Symptoms of hypercalcemia are dependent on both the serum level of calcium and the rate of rise. With mild hypercalcemia (<12 mg per deciliter [3 mmol per liter]), patients are usually asymptomatic. With moderately elevated calcium levels (12.0 to 13.5 mg per deciliter [3.0 to 3.4 mmol per liter]), weakness, anorexia, constipation, polyuria and polydipsia due to intravascular volume contraction usually develop. Severe hypercalcemia (>13.5 mg per deciliter) can manifest as a life-threatening metabolic emergency with cardiac and central nervous system effects including encephalopathy, seizure, and coma.

What biochemical evaluation is recommended for children with hypercalcemia?

The underlying process can often be identified with the use of a focused biochemical evaluation that includes studies of urinary calcium excretion and serum levels of intact parathyroid hormone (PTH), phosphate, vitamin D, and PTH-related protein (PTHrP).

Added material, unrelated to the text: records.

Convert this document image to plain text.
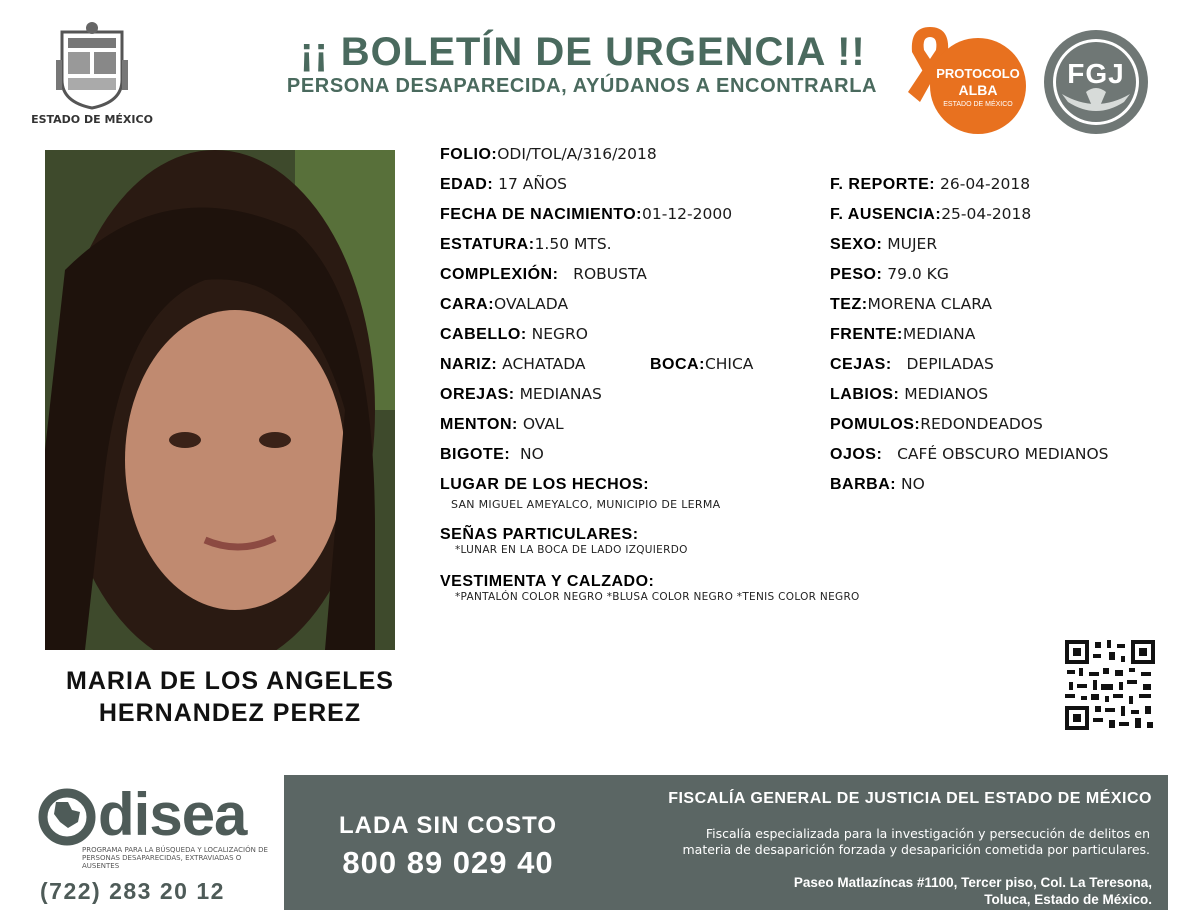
ESTADO DE MÉXICO
¡¡ BOLETÍN DE URGENCIA !!
PERSONA DESAPARECIDA, AYÚDANOS A ENCONTRARLA
PROTOCOLO
ALBA
ESTADO DE MÉXICO
FGJ
MARIA DE LOS ANGELES
HERNANDEZ PEREZ
FOLIO:ODI/TOL/A/316/2018
EDAD: 17 AÑOS
FECHA DE NACIMIENTO:01-12-2000
ESTATURA:1.50 MTS.
COMPLEXIÓN: ROBUSTA
CARA:OVALADA
CABELLO: NEGRO
NARIZ: ACHATADA	BOCA:CHICA
OREJAS: MEDIANAS
MENTON: OVAL
BIGOTE: NO
LUGAR DE LOS HECHOS:
SAN MIGUEL AMEYALCO, MUNICIPIO DE LERMA
SEÑAS PARTICULARES:
*LUNAR EN LA BOCA DE LADO IZQUIERDO
VESTIMENTA Y CALZADO:
*PANTALÓN COLOR NEGRO *BLUSA COLOR NEGRO *TENIS COLOR NEGRO
F. REPORTE: 26-04-2018
F. AUSENCIA:25-04-2018
SEXO: MUJER
PESO: 79.0 KG
TEZ:MORENA CLARA
FRENTE:MEDIANA
CEJAS: DEPILADAS
LABIOS: MEDIANOS
POMULOS:REDONDEADOS
OJOS: CAFÉ OBSCURO MEDIANOS
BARBA: NO
disea
PROGRAMA PARA LA BÚSQUEDA Y LOCALIZACIÓN DE PERSONAS DESAPARECIDAS, EXTRAVIADAS O AUSENTES
(722) 283 20 12
LADA SIN COSTO
800 89 029 40
FISCALÍA GENERAL DE JUSTICIA DEL ESTADO DE MÉXICO
Fiscalía especializada para la investigación y persecución de delitos en
materia de desaparición forzada y desaparición cometida por particulares.
Paseo Matlazíncas #1100, Tercer piso, Col. La Teresona,
Toluca, Estado de México.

Figure 1. Calcium Homeostasis and Selected Causes of Hypercalcemia in Pediatric Patients.

Morning Report Questions

Q: How should hypercalcemia be managed in children?

A: Vigorous hydration with normal saline is indicated to manage hypercalcemia as it replenishes intravascular volume, dilutes the serum calcium, and enhances renal calcium excretion. If calcium levels remain elevated after volume repletion, administering furosemide to enhance calciuresis is recommended. Although calcitonin and a bisphosphonate have been used in recalcitrant cases, experience with the use of bisphosphonates such as pamidronate or zolendronate in children is limited and raises concern about side effects, so these are not generally recommended.

Q: What types of malignancies are associated with hypercalcemia in children?

A: Hypercalcemia occurs in association with rhabdomyosarcoma, hepatoblastoma, some brain tumors, neuroblastoma, and hematologic cancers, including lymphoma and acute leukemia.